Federal budget includes commitment to explore employee ownership – and that’s a good thing

With different rules, companies like Longo’s might now be owned by its employees

by Jon Shell
Quoi Media

Hidden amongst the many newsworthy items in this year’s federal budget is a small, little discussed section with the potential to reshape many Canadian industries.

In it, the government committed to exploring options to remove barriers to employee ownership trusts in Canada.

While that may sound pretty boring, we can look to the recent sale of Longo’s, the beloved Toronto-area grocery chain, to understand just how important this decision might be.

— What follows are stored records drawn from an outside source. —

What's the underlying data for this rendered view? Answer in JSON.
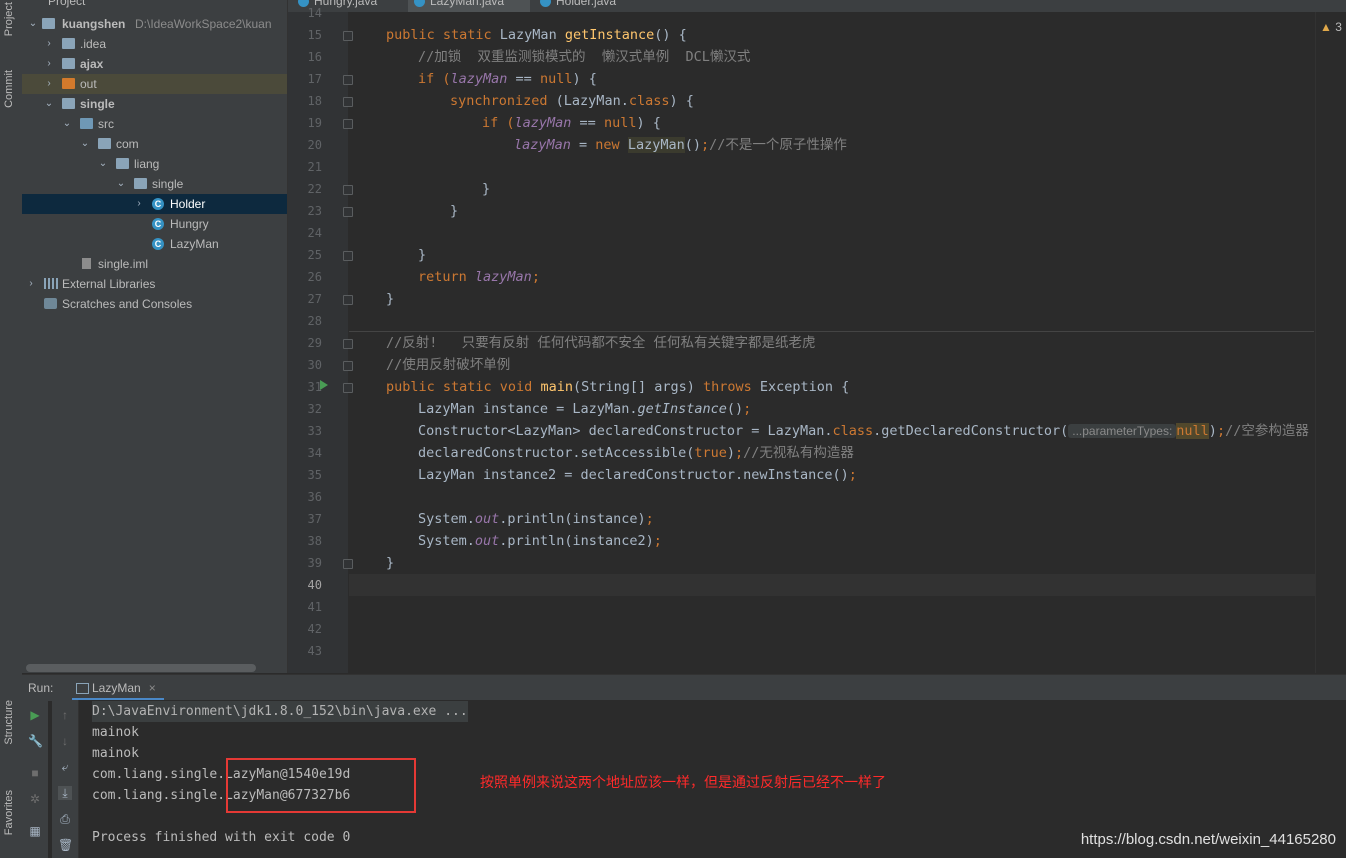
{
  "left_strip": {
    "project": "Project",
    "commit": "Commit",
    "structure": "Structure",
    "favorites": "Favorites"
  },
  "project_panel": {
    "title": "Project",
    "tree": [
      {
        "label": "kuangshen",
        "hint": "D:\\IdeaWorkSpace2\\kuan",
        "icon": "folder-icon",
        "bold": true
      },
      {
        "label": ".idea",
        "icon": "folder-icon"
      },
      {
        "label": "ajax",
        "icon": "folder-icon",
        "bold": true
      },
      {
        "label": "out",
        "icon": "folder-orange-icon"
      },
      {
        "label": "single",
        "icon": "folder-icon",
        "bold": true
      },
      {
        "label": "src",
        "icon": "folder-blue-icon"
      },
      {
        "label": "com",
        "icon": "folder-icon"
      },
      {
        "label": "liang",
        "icon": "folder-icon"
      },
      {
        "label": "single",
        "icon": "folder-icon"
      },
      {
        "label": "Holder",
        "icon": "class-icon",
        "selected": true
      },
      {
        "label": "Hungry",
        "icon": "class-icon"
      },
      {
        "label": "LazyMan",
        "icon": "class-icon"
      },
      {
        "label": "single.iml",
        "icon": "file-icon"
      },
      {
        "label": "External Libraries",
        "icon": "library-icon"
      },
      {
        "label": "Scratches and Consoles",
        "icon": "scratches-icon"
      }
    ]
  },
  "tabs": [
    {
      "label": "Hungry.java"
    },
    {
      "label": "LazyMan.java",
      "active": true
    },
    {
      "label": "Holder.java"
    }
  ],
  "editor": {
    "line_numbers": [
      "14",
      "15",
      "16",
      "17",
      "18",
      "19",
      "20",
      "21",
      "22",
      "23",
      "24",
      "25",
      "26",
      "27",
      "28",
      "29",
      "30",
      "31",
      "32",
      "33",
      "34",
      "35",
      "36",
      "37",
      "38",
      "39",
      "40",
      "41",
      "42",
      "43"
    ],
    "code": {
      "l15": [
        "public static ",
        "LazyMan ",
        "getInstance",
        "() {"
      ],
      "l16": "//加锁  双重监测锁模式的  懒汉式单例  DCL懒汉式",
      "l17": [
        "if (",
        "lazyMan",
        " == ",
        "null",
        ") {"
      ],
      "l18": [
        "synchronized ",
        "(LazyMan.",
        "class",
        ") {"
      ],
      "l19": [
        "if (",
        "lazyMan",
        " == ",
        "null",
        ") {"
      ],
      "l20": [
        "lazyMan",
        " = ",
        "new ",
        "LazyMan",
        "()",
        ";",
        "//不是一个原子性操作"
      ],
      "l22": "}",
      "l23": "}",
      "l25": "}",
      "l26": [
        "return ",
        "lazyMan",
        ";"
      ],
      "l27": "}",
      "l29": "//反射!   只要有反射 任何代码都不安全 任何私有关键字都是纸老虎",
      "l30": "//使用反射破坏单例",
      "l31": [
        "public static void ",
        "main",
        "(String[] args) ",
        "throws ",
        "Exception {"
      ],
      "l32": [
        "LazyMan instance = LazyMan.",
        "getInstance",
        "()",
        ";"
      ],
      "l33": [
        "Constructor<LazyMan> declaredConstructor = LazyMan.",
        "class",
        ".getDeclaredConstructor(",
        "...parameterTypes:",
        "null",
        ")",
        ";",
        "//空参构造器"
      ],
      "l34": [
        "declaredConstructor.setAccessible(",
        "true",
        ")",
        ";",
        "//无视私有构造器"
      ],
      "l35": [
        "LazyMan instance2 = declaredConstructor.newInstance()",
        ";"
      ],
      "l37": [
        "System.",
        "out",
        ".println(instance)",
        ";"
      ],
      "l38": [
        "System.",
        "out",
        ".println(instance2)",
        ";"
      ],
      "l39": "}"
    },
    "warning_count": "3"
  },
  "run": {
    "label": "Run:",
    "tab": "LazyMan",
    "console": [
      "D:\\JavaEnvironment\\jdk1.8.0_152\\bin\\java.exe ...",
      "mainok",
      "mainok",
      "com.liang.single.LazyMan@1540e19d",
      "com.liang.single.LazyMan@677327b6",
      "",
      "Process finished with exit code 0"
    ]
  },
  "annotation": "按照单例来说这两个地址应该一样，但是通过反射后已经不一样了",
  "watermark": "https://blog.csdn.net/weixin_44165280",
  "colors": {
    "keyword": "#cc7832",
    "method": "#ffc66d",
    "field": "#9876aa",
    "comment": "#808080",
    "annotation": "#ff2a2a",
    "selection": "#0d293e"
  }
}
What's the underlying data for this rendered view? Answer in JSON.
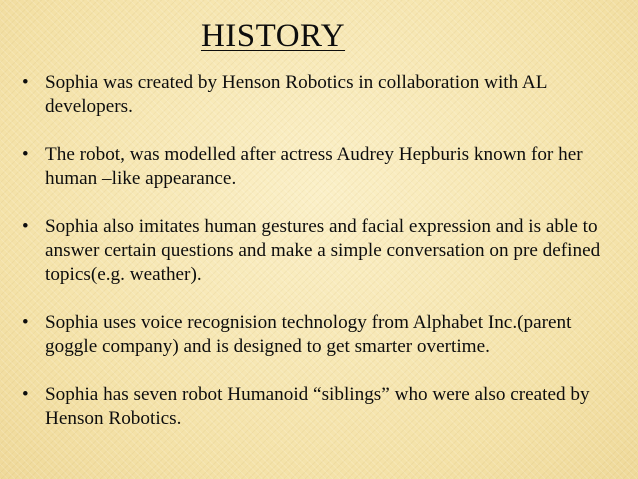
{
  "slide": {
    "title": "HISTORY",
    "bullet_symbol": "•",
    "bullets": [
      "Sophia was created by Henson Robotics in collaboration with AL developers.",
      "The robot, was modelled after actress Audrey Hepburis known for her human –like appearance.",
      "Sophia also imitates human gestures and facial expression and is able to answer certain questions and make a simple conversation on pre defined topics(e.g. weather).",
      "Sophia uses voice recognision technology from Alphabet Inc.(parent goggle company) and is designed to get smarter overtime.",
      "Sophia has seven robot Humanoid “siblings” who were also created by Henson Robotics."
    ]
  }
}
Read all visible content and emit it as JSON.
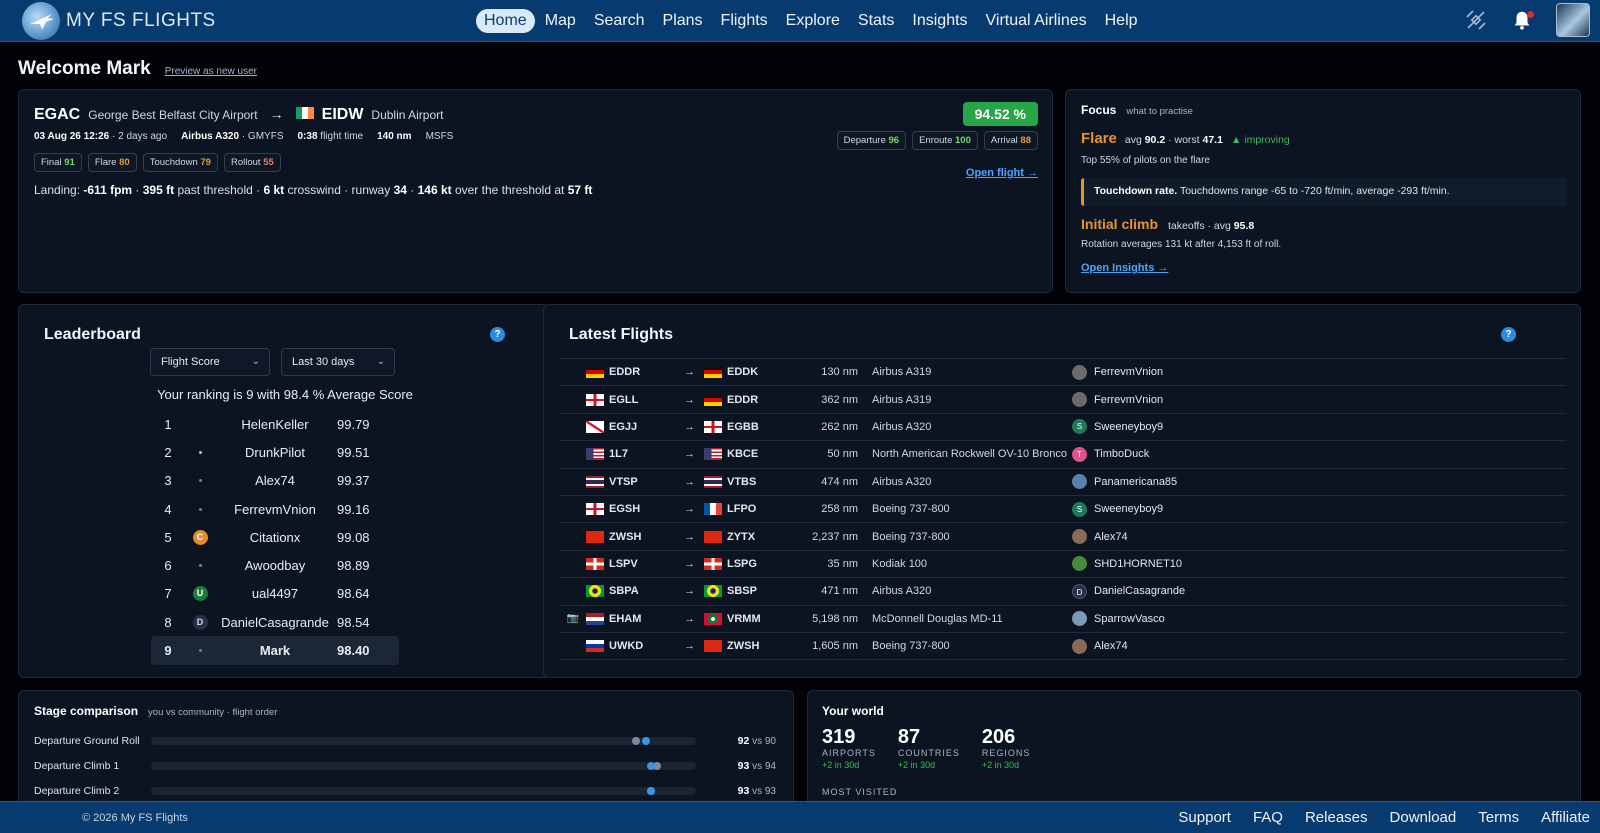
{
  "app": {
    "name": "MY FS FLIGHTS"
  },
  "nav": {
    "items": [
      "Home",
      "Map",
      "Search",
      "Plans",
      "Flights",
      "Explore",
      "Stats",
      "Insights",
      "Virtual Airlines",
      "Help"
    ],
    "active": "Home"
  },
  "welcome": {
    "title": "Welcome Mark",
    "link": "Preview as new user"
  },
  "last_flight": {
    "from_icao": "EGAC",
    "from_name": "George Best Belfast City Airport",
    "to_icao": "EIDW",
    "to_name": "Dublin Airport",
    "date": "03 Aug 26 12:26",
    "ago": "· 2 days ago",
    "aircraft": "Airbus A320",
    "reg": "· GMYFS",
    "duration": "0:38",
    "duration_label": "flight time",
    "distance": "140 nm",
    "sim": "MSFS",
    "score": "94.52 %",
    "chips": [
      {
        "label": "Final",
        "value": "91",
        "tone": "g"
      },
      {
        "label": "Flare",
        "value": "80",
        "tone": "o"
      },
      {
        "label": "Touchdown",
        "value": "79",
        "tone": "o"
      },
      {
        "label": "Rollout",
        "value": "55",
        "tone": "r"
      }
    ],
    "phases": [
      {
        "label": "Departure",
        "value": "96",
        "tone": "g"
      },
      {
        "label": "Enroute",
        "value": "100",
        "tone": "g"
      },
      {
        "label": "Arrival",
        "value": "88",
        "tone": "o"
      }
    ],
    "landing": {
      "p1": "Landing: ",
      "fpm": "-611 fpm",
      "p2": " · ",
      "thr": "395 ft",
      "p3": " past threshold · ",
      "xw": "6 kt",
      "p4": " crosswind · runway ",
      "rwy": "34",
      "p5": " · ",
      "spd": "146 kt",
      "p6": " over the threshold at ",
      "alt": "57 ft"
    },
    "open_link": "Open flight →"
  },
  "focus": {
    "title": "Focus",
    "subtitle": "what to practise",
    "flare": {
      "name": "Flare",
      "avg_label": "avg",
      "avg": "90.2",
      "worst_label": "· worst",
      "worst": "47.1",
      "trend": "▲ improving"
    },
    "top": "Top 55% of pilots on the flare",
    "tip": {
      "bold": "Touchdown rate.",
      "text": " Touchdowns range -65 to -720 ft/min, average -293 ft/min."
    },
    "climb": {
      "name": "Initial climb",
      "text": "takeoffs · avg",
      "avg": "95.8"
    },
    "rotation": "Rotation averages 131 kt after 4,153 ft of roll.",
    "open_link": "Open Insights →"
  },
  "leaderboard": {
    "title": "Leaderboard",
    "metric": "Flight Score",
    "period": "Last 30 days",
    "ranking_text": "Your ranking is 9 with 98.4 % Average Score",
    "rows": [
      {
        "pos": "1",
        "name": "HelenKeller",
        "score": "99.79",
        "av": "none"
      },
      {
        "pos": "2",
        "name": "DrunkPilot",
        "score": "99.51",
        "av": "dot-y"
      },
      {
        "pos": "3",
        "name": "Alex74",
        "score": "99.37",
        "av": "dot"
      },
      {
        "pos": "4",
        "name": "FerrevmVnion",
        "score": "99.16",
        "av": "dot"
      },
      {
        "pos": "5",
        "name": "Citationx",
        "score": "99.08",
        "av": "C"
      },
      {
        "pos": "6",
        "name": "Awoodbay",
        "score": "98.89",
        "av": "dot"
      },
      {
        "pos": "7",
        "name": "ual4497",
        "score": "98.64",
        "av": "U"
      },
      {
        "pos": "8",
        "name": "DanielCasagrande",
        "score": "98.54",
        "av": "D"
      },
      {
        "pos": "9",
        "name": "Mark",
        "score": "98.40",
        "av": "dot"
      }
    ]
  },
  "latest_flights": {
    "title": "Latest Flights",
    "rows": [
      {
        "cam": "",
        "from": "EDDR",
        "fromFlag": "de",
        "to": "EDDK",
        "toFlag": "de",
        "dist": "130 nm",
        "aircraft": "Airbus A319",
        "pilot": "FerrevmVnion",
        "pav": "img"
      },
      {
        "cam": "",
        "from": "EGLL",
        "fromFlag": "en",
        "to": "EDDR",
        "toFlag": "de",
        "dist": "362 nm",
        "aircraft": "Airbus A319",
        "pilot": "FerrevmVnion",
        "pav": "img"
      },
      {
        "cam": "",
        "from": "EGJJ",
        "fromFlag": "je",
        "to": "EGBB",
        "toFlag": "en",
        "dist": "262 nm",
        "aircraft": "Airbus A320",
        "pilot": "Sweeneyboy9",
        "pav": "S"
      },
      {
        "cam": "",
        "from": "1L7",
        "fromFlag": "us",
        "to": "KBCE",
        "toFlag": "us",
        "dist": "50 nm",
        "aircraft": "North American Rockwell OV-10 Bronco",
        "pilot": "TimboDuck",
        "pav": "T"
      },
      {
        "cam": "",
        "from": "VTSP",
        "fromFlag": "th",
        "to": "VTBS",
        "toFlag": "th",
        "dist": "474 nm",
        "aircraft": "Airbus A320",
        "pilot": "Panamericana85",
        "pav": "img2"
      },
      {
        "cam": "",
        "from": "EGSH",
        "fromFlag": "en",
        "to": "LFPO",
        "toFlag": "fr",
        "dist": "258 nm",
        "aircraft": "Boeing 737-800",
        "pilot": "Sweeneyboy9",
        "pav": "S"
      },
      {
        "cam": "",
        "from": "ZWSH",
        "fromFlag": "cn",
        "to": "ZYTX",
        "toFlag": "cn",
        "dist": "2,237 nm",
        "aircraft": "Boeing 737-800",
        "pilot": "Alex74",
        "pav": "img3"
      },
      {
        "cam": "",
        "from": "LSPV",
        "fromFlag": "ch",
        "to": "LSPG",
        "toFlag": "ch",
        "dist": "35 nm",
        "aircraft": "Kodiak 100",
        "pilot": "SHD1HORNET10",
        "pav": "img4"
      },
      {
        "cam": "",
        "from": "SBPA",
        "fromFlag": "br",
        "to": "SBSP",
        "toFlag": "br",
        "dist": "471 nm",
        "aircraft": "Airbus A320",
        "pilot": "DanielCasagrande",
        "pav": "D"
      },
      {
        "cam": "📷",
        "from": "EHAM",
        "fromFlag": "nl",
        "to": "VRMM",
        "toFlag": "mv",
        "dist": "5,198 nm",
        "aircraft": "McDonnell Douglas MD-11",
        "pilot": "SparrowVasco",
        "pav": "img5"
      },
      {
        "cam": "",
        "from": "UWKD",
        "fromFlag": "ru",
        "to": "ZWSH",
        "toFlag": "cn",
        "dist": "1,605 nm",
        "aircraft": "Boeing 737-800",
        "pilot": "Alex74",
        "pav": "img3"
      }
    ]
  },
  "stage_comparison": {
    "title": "Stage comparison",
    "subtitle": "you vs community · flight order",
    "vs_label": "vs",
    "rows": [
      {
        "label": "Departure Ground Roll",
        "you": "92",
        "community": "90"
      },
      {
        "label": "Departure Climb 1",
        "you": "93",
        "community": "94"
      },
      {
        "label": "Departure Climb 2",
        "you": "93",
        "community": "93"
      }
    ]
  },
  "your_world": {
    "title": "Your world",
    "stats": [
      {
        "num": "319",
        "label": "AIRPORTS",
        "delta": "+2 in 30d"
      },
      {
        "num": "87",
        "label": "COUNTRIES",
        "delta": "+2 in 30d"
      },
      {
        "num": "206",
        "label": "REGIONS",
        "delta": "+2 in 30d"
      }
    ],
    "most_visited": "MOST VISITED"
  },
  "footer": {
    "copyright": "© 2026 My FS Flights",
    "links": [
      "Support",
      "FAQ",
      "Releases",
      "Download",
      "Terms",
      "Affiliate"
    ]
  },
  "colors": {
    "accent": "#073a6e",
    "score_green": "#27a649",
    "focus_orange": "#e8932e",
    "link": "#4ea3ff"
  }
}
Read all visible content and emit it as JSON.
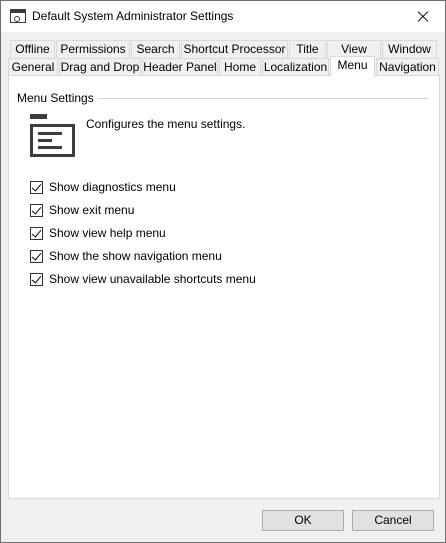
{
  "window": {
    "title": "Default System Administrator Settings"
  },
  "tabs_row1": [
    {
      "label": "Offline"
    },
    {
      "label": "Permissions"
    },
    {
      "label": "Search"
    },
    {
      "label": "Shortcut Processor"
    },
    {
      "label": "Title"
    },
    {
      "label": "View"
    },
    {
      "label": "Window"
    }
  ],
  "tabs_row2": [
    {
      "label": "General"
    },
    {
      "label": "Drag and Drop"
    },
    {
      "label": "Header Panel"
    },
    {
      "label": "Home"
    },
    {
      "label": "Localization"
    },
    {
      "label": "Menu",
      "selected": true
    },
    {
      "label": "Navigation"
    }
  ],
  "group": {
    "title": "Menu Settings",
    "icon": "menu-settings-icon",
    "description": "Configures the menu settings."
  },
  "options": [
    {
      "label": "Show diagnostics menu",
      "checked": true
    },
    {
      "label": "Show exit menu",
      "checked": true
    },
    {
      "label": "Show view help menu",
      "checked": true
    },
    {
      "label": "Show the show navigation menu",
      "checked": true
    },
    {
      "label": "Show view unavailable shortcuts menu",
      "checked": true
    }
  ],
  "buttons": {
    "ok": "OK",
    "cancel": "Cancel"
  }
}
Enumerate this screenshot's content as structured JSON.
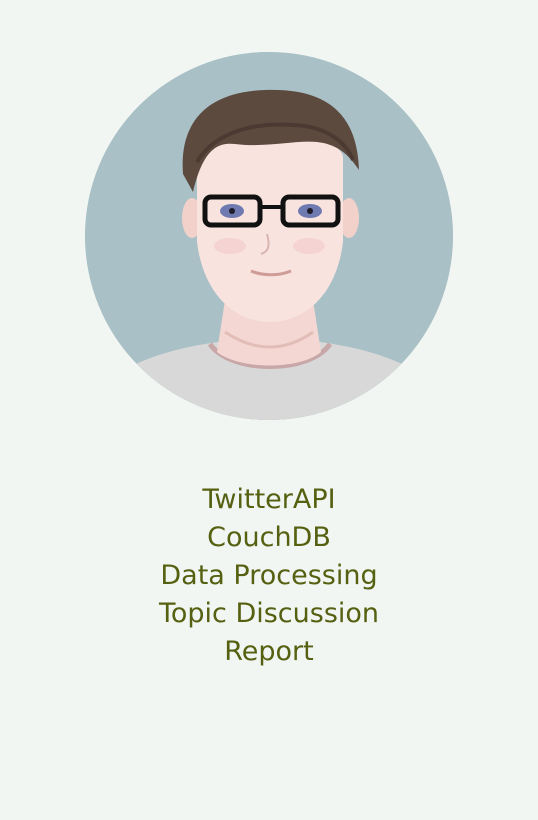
{
  "profile": {
    "avatar_icon": "cartoon-portrait-with-glasses"
  },
  "menu": {
    "items": [
      {
        "label": "TwitterAPI"
      },
      {
        "label": "CouchDB"
      },
      {
        "label": "Data Processing"
      },
      {
        "label": "Topic Discussion"
      },
      {
        "label": "Report"
      }
    ]
  },
  "colors": {
    "background": "#f1f6f2",
    "avatar_background": "#a9c0c7",
    "menu_text": "#566011"
  }
}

Long rated one of Canada’s best managed companies, and with high marks for its customer service, Longo’s was one of the few major independent retailers left in Canada, where Empire, Loblaw and Metro control 75 per cent of the market. Founded by three brothers in 1956, it remained family-owned and run by one of the sons of the founders, Anthony Longo.

In mid-March that independence ended, as Empire, the owners of Sobeys, announced they would be buying a controlling interest. Media reports described the deal as inevitable; as the Canadian grocery industry continues to consolidate, what chance did a local, family-owned chain have against the giants?

In the United States, however, the fate of grocers like Longo’s is anything but inevitable. A very different option is available with a track record of keeping family grocers both successful and independent: employee ownership.

Publix Super Markets, WinCo Foods, Brookshire Brothers, Harps Food Stores and Buehler’s Fresh Foods are all similar to Longo’s in many ways: humble beginnings, growing through the hard work and risk-taking of the founding family and dedication to tremendous customer experience.

Unlike Longo’s, the founding families of these thriving grocers rebuffed the offers of America’s largest chains and instead chose to sell to their employees.

The difference is due to the Employee Share Ownership Plan (US-ESOP), an employee ownership trust structure created in the U.S. in the 1970s to make it easier for business owners to sell to their employees. Different from share purchase plans, option plans or worker co-ops, the US-ESOP ensures all employees get a stake in the company, at no cost to them, while keeping a traditional management structure in place and ensuring owners receive market value for their shares.

The program has been so successful that tax incentives to increase adoption have been added over time by both Democrats and Republicans, and currently over 14 million Americans hold $1.4 trillion in company wealth under the country’s 6,500 US-ESOPs.
There is strong evidence that employee ownership is better for companies, employees and the economy itself, and grocery might be the best example of that.

No ESOP-owned grocer has ever gone bankrupt. Of the twelve U.S.-based grocery bankruptcies since 2015, eleven were private equity-owned. The twelfth was industry giant Kroger’s failed acquisition of popular locally-owned Lucky’s Market, a grocer of similar size to Longo’s.

Across all industries, employee-owned companies in the U.S. grow faster, are more profitable, are more resilient in downturns, stay in their communities longer and pay their employees more.

US-ESOPs are also a powerful wealth creating engine for workers. On average employee-owners have 92 per cent more wealth than non-employee-owners, while many front-line employees at grocers Winco and Publix have become millionaires.

That doesn’t mean we should blame the Longo family for their choice.

There is very little employee ownership in Canada, as selling to employees here has been a long, complicated and painful process. EllisDon, one of Canada’s largest construction companies, is also one of its most successful employee-owned companies.

But its ownership transition from the founding Smith family has taken decades, and Geoff Smith, its CEO, recently took to LinkedIn to encourage the Canadian government to make it easier.

It appears they listened, and significant employee ownership of the Canadian economy might not be far behind. The UK introduced employee ownership trusts in 2014, providing incentives for owners to choose employee ownership over other options, and investing in awareness building in the business community. Employee ownership has dramatically increased ever since, with almost 100 UK companies choosing this path in 2019 alone.

A recent Canadian Federation of Independent Business survey suggests similar uptake in Canada should be expected.

One day soon, employees at companies like Longo’s might wake up to find they are now owners, with a real path to wealth for them and their families.

Employee ownership trusts increase resiliency, broaden opportunity and reduce ownership concentration, all key elements of a more inclusive economy.

The federal government’s commitment to investigating their potential should be applauded.